News from the Tennessee Valley Opinion


Libby commutation intended to hide executive misdeeds

To The Daily: It was near the height of the Watergate scandal when Martha Mitchell, wife of Attorney General John Mitchell, told the news media should her husband go to prison that she will expose the wrongs of White House officials. Thirty-four years later, as Lewis “Scooter” Libby, former chief of staff for Vice President Dick Cheney, left the federal courthouse after his guilty verdict, his wife spoke faintly if her husband goes to prison others will follow. Mrs. Libby is no Mrs. Mitchell by any stretch of the imagination. However, these two wives knew of an evil connection in the executive branch of the federal government. History repeats itself.

From mere observation, President Bush had to commute Libby’s sentence in order to squash further media coverage and close the curtains of White House involvement. Libby may have been the “scapegoat,” but the suspected image of a cover-up will continue through a congressional investigation of U.S. attorneys’ dismissals.

Some citizens have come to Mr. Libby’s defense, saying he had not committed a crime in the Valerie Plame “leak” case. Perjury or lying is a violation of the law, of which the accused, upon conviction, is subjected to prison time.
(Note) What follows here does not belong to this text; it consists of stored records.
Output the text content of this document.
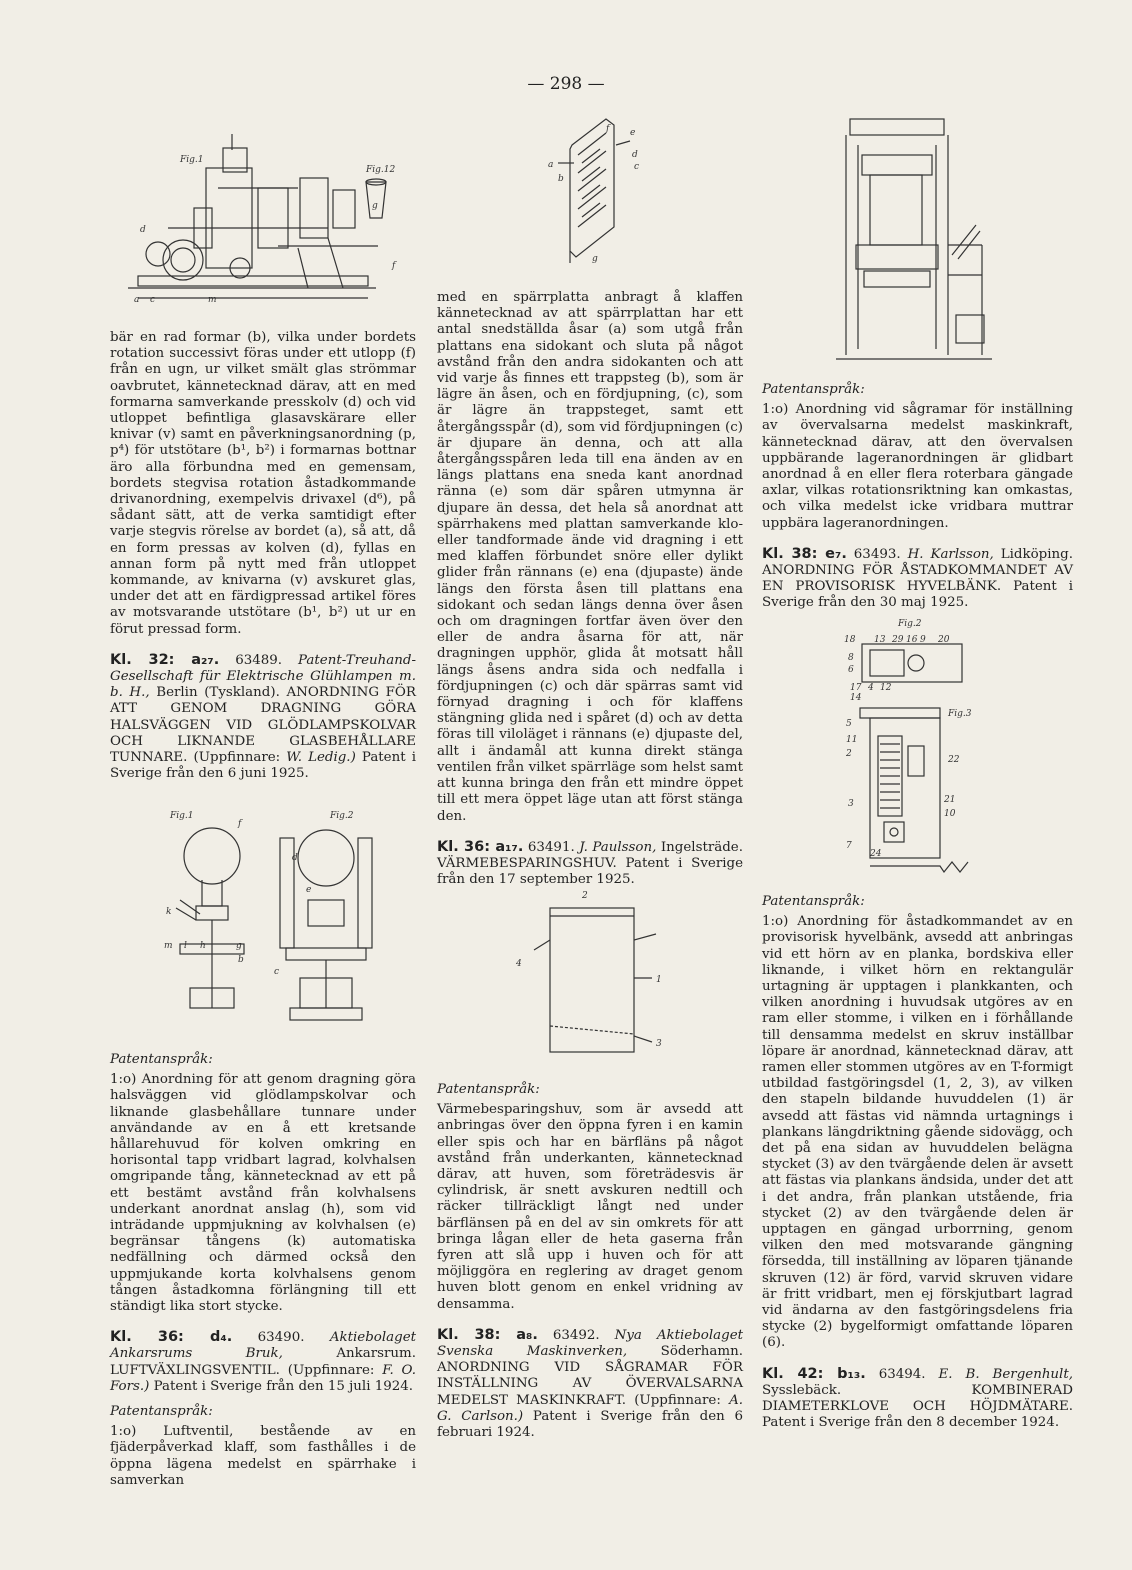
— 298 —
Fig.1
Fig.12
a c
f
g
d
m
a
b
c
d
e
f
g

bär en rad formar (b), vilka under bordets rotation successivt föras under ett utlopp (f) från en ugn, ur vilket smält glas strömmar oavbrutet, kännetecknad därav, att en med formarna samverkande presskolv (d) och vid utloppet befintliga glasavskärare eller knivar (v) samt en påverkningsanordning (p, p⁴) för utstötare (b¹, b²) i formarnas bottnar äro alla förbundna med en gemensam, bordets stegvisa rotation åstadkommande drivanordning, exempelvis drivaxel (d⁶), på sådant sätt, att de verka samtidigt efter varje stegvis rörelse av bordet (a), så att, då en form pressas av kolven (d), fyllas en annan form på nytt med från utloppet kommande, av knivarna (v) avskuret glas, under det att en färdigpressad artikel föres av motsvarande utstötare (b¹, b²) ut ur en förut pressad form.

Kl. 32: a₂₇. 63489. Patent-Treuhand-Gesellschaft für Elektrische Glühlampen m. b. H., Berlin (Tyskland). ANORDNING FÖR ATT GENOM DRAGNING GÖRA HALSVÄGGEN VID GLÖDLAMPSKOLVAR OCH LIKNANDE GLASBEHÅLLARE TUNNARE. (Uppfinnare: W. Ledig.) Patent i Sverige från den 6 juni 1925.

Fig.1	Fig.2
k
g
b
m l h
f
d
e
c

Patentanspråk:

1:o) Anordning för att genom dragning göra halsväggen vid glödlampskolvar och liknande glasbehållare tunnare under användande av en å ett kretsande hållarehuvud för kolven omkring en horisontal tapp vridbart lagrad, kolvhalsen omgripande tång, kännetecknad av ett på ett bestämt avstånd från kolvhalsens underkant anordnat anslag (h), som vid inträdande uppmjukning av kolvhalsen (e) begränsar tångens (k) automatiska nedfällning och därmed också den uppmjukande korta kolvhalsens genom tången åstadkomna förlängning till ett ständigt lika stort stycke.

Kl. 36: d₄. 63490. Aktiebolaget Ankarsrums Bruk,	Ankarsrum. LUFTVÄXLINGSVENTIL. (Uppfinnare: F. O. Fors.) Patent i Sverige från den 15 juli 1924.

Patentanspråk:

1:o) Luftventil, bestående av en fjäderpåverkad klaff, som fasthålles i de öppna lägena medelst en spärrhake i samverkan

med en spärrplatta anbragt å klaffen kännetecknad av att spärrplattan har ett antal snedställda åsar (a) som utgå från plattans ena sidokant och sluta på något avstånd från den andra sidokanten och att vid varje ås finnes ett trappsteg (b), som är lägre än åsen, och en fördjupning, (c), som är lägre än trappsteget, samt ett återgångsspår (d), som vid fördjupningen (c) är djupare än denna, och att alla återgångsspåren leda till ena änden av en längs plattans ena sneda kant anordnad ränna (e) som där spåren utmynna är djupare än dessa, det hela så anordnat att spärrhakens med plattan samverkande klo- eller tandformade ände vid dragning i ett med klaffen förbundet snöre eller dylikt glider från rännans (e) ena (djupaste) ände längs den första åsen till plattans ena sidokant och sedan längs denna över åsen och om dragningen fortfar även över den eller de andra åsarna för att, när dragningen upphör, glida åt motsatt håll längs åsens andra sida och nedfalla i fördjupningen (c) och där spärras samt vid förnyad dragning i och för klaffens stängning glida ned i spåret (d) och av detta föras till viloläget i rännans (e) djupaste del, allt i ändamål att kunna direkt stänga ventilen från vilket spärrläge som helst samt att kunna bringa den från ett mindre öppet till ett mera öppet läge utan att först stänga den.

Kl. 36: a₁₇. 63491. J. Paulsson, Ingelsträde. VÄRMEBESPARINGSHUV. Patent i Sverige från den 17 september 1925.

2
4
1
3

Patentanspråk:

Värmebesparingshuv, som är avsedd att anbringas över den öppna fyren i en kamin eller spis och har en bärfläns på något avstånd från underkanten, kännetecknad därav, att huven, som företrädesvis är cylindrisk, är snett avskuren nedtill och räcker tillräckligt långt ned under bärflänsen på en del av sin omkrets för att bringa lågan eller de heta gaserna från fyren att slå upp i huven och för att möjliggöra en reglering av draget genom huven blott genom en enkel vridning av densamma.

Kl. 38: a₈. 63492. Nya Aktiebolaget Svenska Maskinverken,	Söderhamn. ANORDNING VID SÅGRAMAR FÖR INSTÄLLNING AV ÖVERVALSARNA MEDELST MASKINKRAFT. (Uppfinnare: A. G. Carlson.) Patent i Sverige från den 6 februari 1924.

Patentanspråk:

1:o) Anordning vid sågramar för inställning av övervalsarna medelst maskinkraft, kännetecknad därav, att den övervalsen uppbärande lageranordningen är glidbart anordnad å en eller flera roterbara gängade axlar, vilkas rotationsriktning kan omkastas, och vilka medelst icke vridbara muttrar uppbära lageranordningen.

Kl. 38: e₇. 63493. H. Karlsson, Lidköping. ANORDNING FÖR ÅSTADKOMMANDET AV EN PROVISORISK HYVELBÄNK. Patent i Sverige från den 30 maj 1925.

Fig.2
Fig.3
18 13 29 16 9 20
8
6
17 4 12
14
5
11
2
22
21
10
3
7
24

Patentanspråk:

1:o) Anordning för åstadkommandet av en provisorisk hyvelbänk, avsedd att anbringas vid ett hörn av en planka, bordskiva eller liknande, i vilket hörn en rektangulär urtagning är upptagen i plankkanten, och vilken anordning i huvudsak utgöres av en ram eller stomme, i vilken en i förhållande till densamma medelst en skruv inställbar löpare är anordnad, kännetecknad därav, att ramen eller stommen utgöres av en T-formigt utbildad fastgöringsdel (1, 2, 3), av vilken den stapeln bildande huvuddelen (1) är avsedd att fästas vid nämnda urtagnings i plankans längdriktning gående sidovägg, och det på ena sidan av huvuddelen belägna stycket (3) av den tvärgående delen är avsett att fästas via plankans ändsida, under det att i det andra, från plankan utstående, fria stycket (2) av den tvärgående delen är upptagen en gängad urborrning, genom vilken den med motsvarande gängning försedda, till inställning av löparen tjänande skruven (12) är förd, varvid skruven vidare är fritt vridbart, men ej förskjutbart lagrad vid ändarna av den fastgöringsdelens fria stycke (2) bygelformigt omfattande löparen (6).

Kl. 42: b₁₃. 63494. E. B. Bergenhult, Sysslebäck. KOMBINERAD DIAMETERKLOVE OCH HÖJDMÄTARE. Patent i Sverige från den 8 december 1924.
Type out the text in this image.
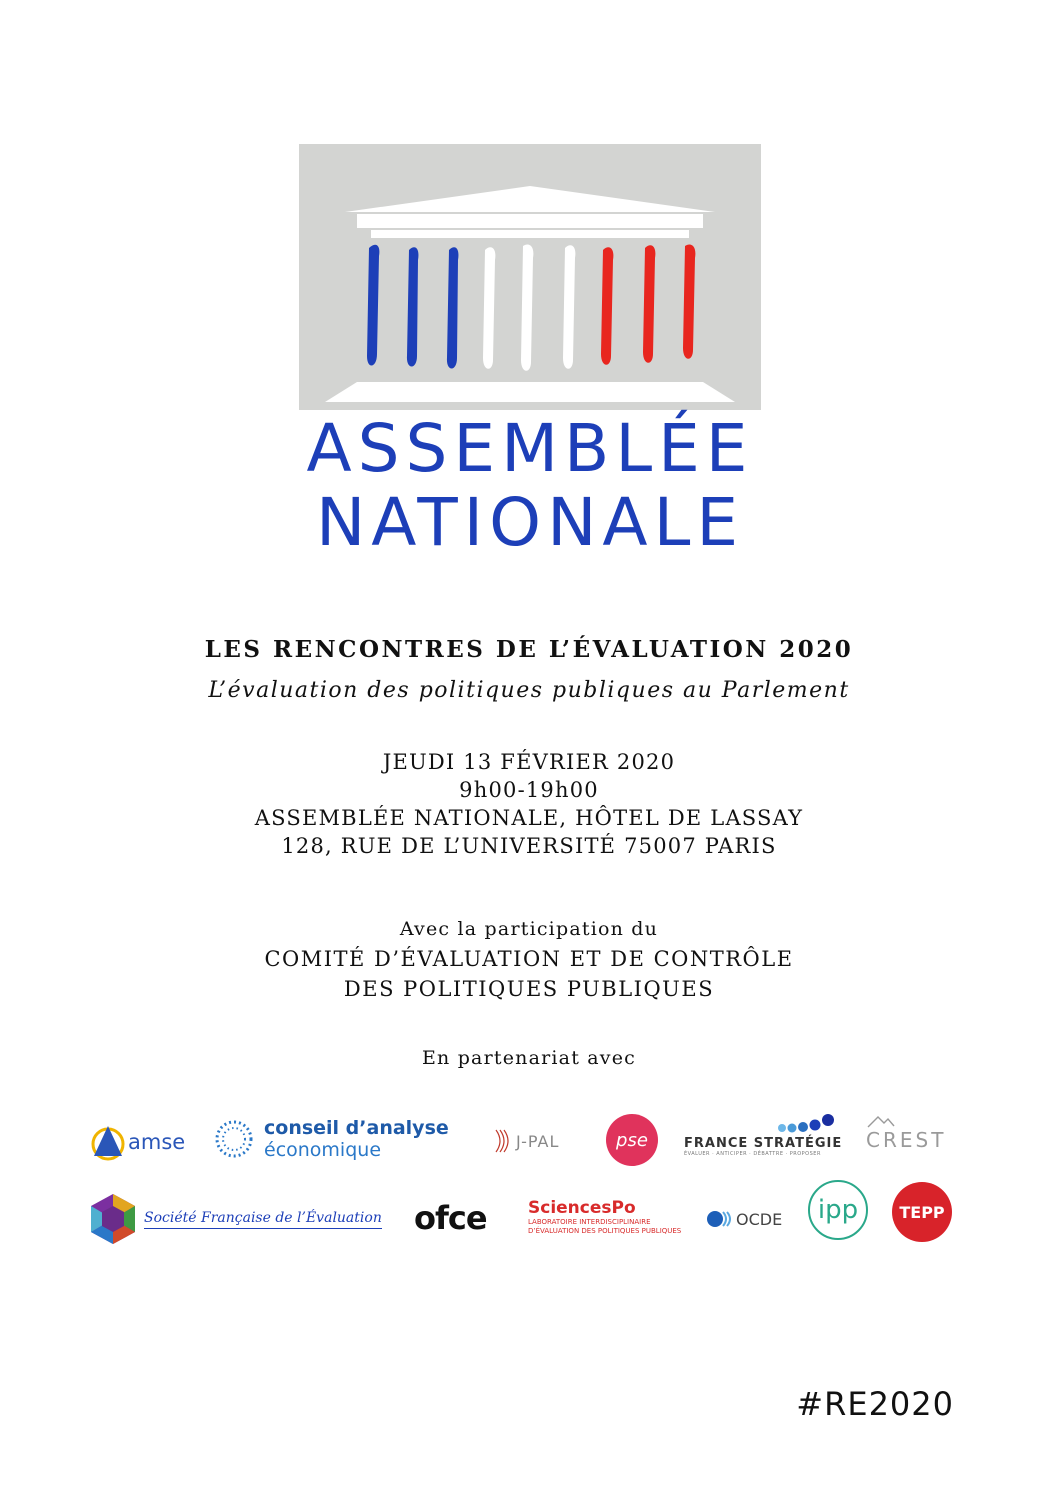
ASSEMBLÉE
NATIONALE
LES RENCONTRES DE L’ÉVALUATION 2020
L’évaluation des politiques publiques au Parlement
JEUDI 13 FÉVRIER 2020
9h00-19h00
ASSEMBLÉE NATIONALE, HÔTEL DE LASSAY
128, RUE DE L’UNIVERSITÉ 75007 PARIS
Avec la participation du
COMITÉ D’ÉVALUATION ET DE CONTRÔLE
DES POLITIQUES PUBLIQUES
En partenariat avec
amse
conseil d’analyse
économique	J-PAL	pse	FRANCE STRATÉGIE
ÉVALUER · ANTICIPER · DÉBATTRE · PROPOSER
CREST
Société Française de l’Évaluation ofce SciencesPo
LABORATOIRE INTERDISCIPLINAIRE
D’ÉVALUATION DES POLITIQUES PUBLIQUES
OCDE ipp	TEPP
#RE2020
I was taught that all deceptions, the intentional overstatements, suppression of truth, misleading information, exaggerated impressions, erroneous facts and misrepresenting documents fall within the sphere of lying and falsehood.

President Bush, who speaks much of his Christian faith and favors the commutation of a former, friendly staffer, should rise above partisanship, go beyond polarization, and leap over marginalization of the American people by pardoning his political enemies, such as Don Siegelman and Richard Scrushy. Now, that would be real Christianity in action (Bush following his spiritual leader), but it won’t happen in the current administration.